A regra, em todo canto, é a indenização por dano moral não ter nenhum limite; no Brasil, para essa gente, isso seria uma ameaça à própria liberdade de imprensa. Só mesmo rindo.
Claro que por aqui se encontrará um ou outro julgamento de primeira instância (sobretudo nos "Estados menos desenvolvidos da Federação", no dizer de Ives) fixando limites altos para o dano moral; mas essas indenizações, como sabem todos os que transitam por nossos foros, são invariavelmente reduzidas em recursos a tribunais de Justiça, ao STJ e ao STF. O argumento, no caso, é quase uma chicana.
Pior é que o bom projeto do deputado Vilmar Rocha acabou tendo o acréscimo de estranha cláusula de limitação na indenização, que deverá levar em conta a "capacidade financeira do ofensor, respeitada sua solvabilidade" (art. 6º, 1º).
É a sagração de um passaporte para a impunidade não apenas de jornais pouco "solváveis", que simplesmente nunca responderão por indenização nenhuma (dado que nenhuma seria suportável, qualquer que fosse seu valor), mas sobretudo das grandes corporações de comunicação, que de bom grado aceitarão um preço cômodo para poder dizer o que não deveriam.
Funciona esse debate sobre limites ao dano moral como um derivativo para tirar da ordem do dia a questão central do projeto -o dever que tem o Congresso de recusar essa "solvabilidade".
Um tratamento sério sobre o tema, por isso, deve começar afirmando que na indenização -qualquer uma, inclusive por danos morais- a referência é sempre o ofendido, nunca o ofensor.

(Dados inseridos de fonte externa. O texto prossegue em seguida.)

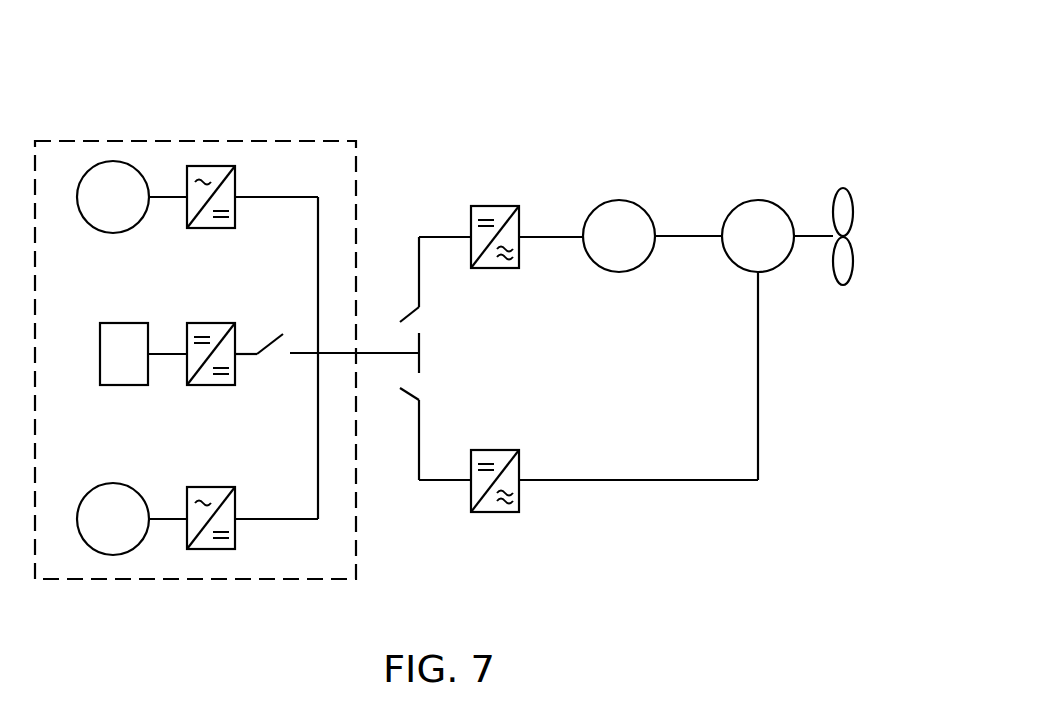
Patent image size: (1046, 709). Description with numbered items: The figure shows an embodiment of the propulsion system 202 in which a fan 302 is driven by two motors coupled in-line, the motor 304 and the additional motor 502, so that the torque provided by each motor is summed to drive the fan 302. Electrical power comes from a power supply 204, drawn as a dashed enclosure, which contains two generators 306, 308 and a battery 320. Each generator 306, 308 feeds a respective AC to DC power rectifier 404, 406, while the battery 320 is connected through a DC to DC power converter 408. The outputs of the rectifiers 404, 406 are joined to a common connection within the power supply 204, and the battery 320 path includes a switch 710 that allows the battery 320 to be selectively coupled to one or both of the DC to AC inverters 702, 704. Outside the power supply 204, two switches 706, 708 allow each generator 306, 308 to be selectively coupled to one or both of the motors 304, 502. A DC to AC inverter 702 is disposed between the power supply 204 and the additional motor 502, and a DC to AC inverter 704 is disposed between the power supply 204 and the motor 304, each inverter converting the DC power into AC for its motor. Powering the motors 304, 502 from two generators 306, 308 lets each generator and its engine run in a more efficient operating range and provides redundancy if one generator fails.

É de quanto foi o prejuízo injustamente sofrido, não quanto seu causador pode confortavelmente pagar.
Um motorista de táxi que bate na Mercedes de um diretor da Fiesp responde por todo o conserto, independentemente de seu valor. Socialmente justo ou injusto, pouco importa. É assim em todos os países do mundo.
A própria Suprema Corte americana recusou, pouco tempo atrás, a fixação de limites a essas indenizações sem que tenha merecido críticas, como a que agora se escreve, de que a democracia norte-americana estaria ameaçada.
Sem contar que esse limite não existia em nossa anterior Lei de Imprensa, de 1953, como não existe em Lei de Imprensa nenhuma. Engraçado é que, quando tratam do tema, essas leis sinalizam precisamente em sentido contrário, adensando as responsabilidades da imprensa. Como na Espanha (lei 14, de 1966), onde respondem não apenas jornalistas e empresas de comunicação, mas também seus administradores, "salvo se manifestarem oposição formal à notícia" (art. 65). Sem que também a democracia espanhola esteja correndo risco.
Cabe agora aos defensores dessa exótica tese dos "limites", tão agradável aos ouvidos dos proprietários dos meios de comunicação, explicar como a indenização integral por danos (inclusive morais) causados pela notícia pode ameaçar a democracia brasileira quando não ameaça nenhuma outra democracia do planeta.
Claro que muita gente boa, sobretudo por desconhecer a experiência internacional (não é o caso desses juristas), considera que uma imprensa democrática deve ter sempre a mais ampla liberdade de informar.
A esses se diga, como Chesterton, que "o mais terrível do erro é que ele tem heróis sinceros"; e, dando os trâmites por findos, também se diga que uma imprensa verdadeiramente democrática deve ter não apenas a mais ampla liberdade de informar como também a mais ampla responsabilidade no exercício dessa liberdade.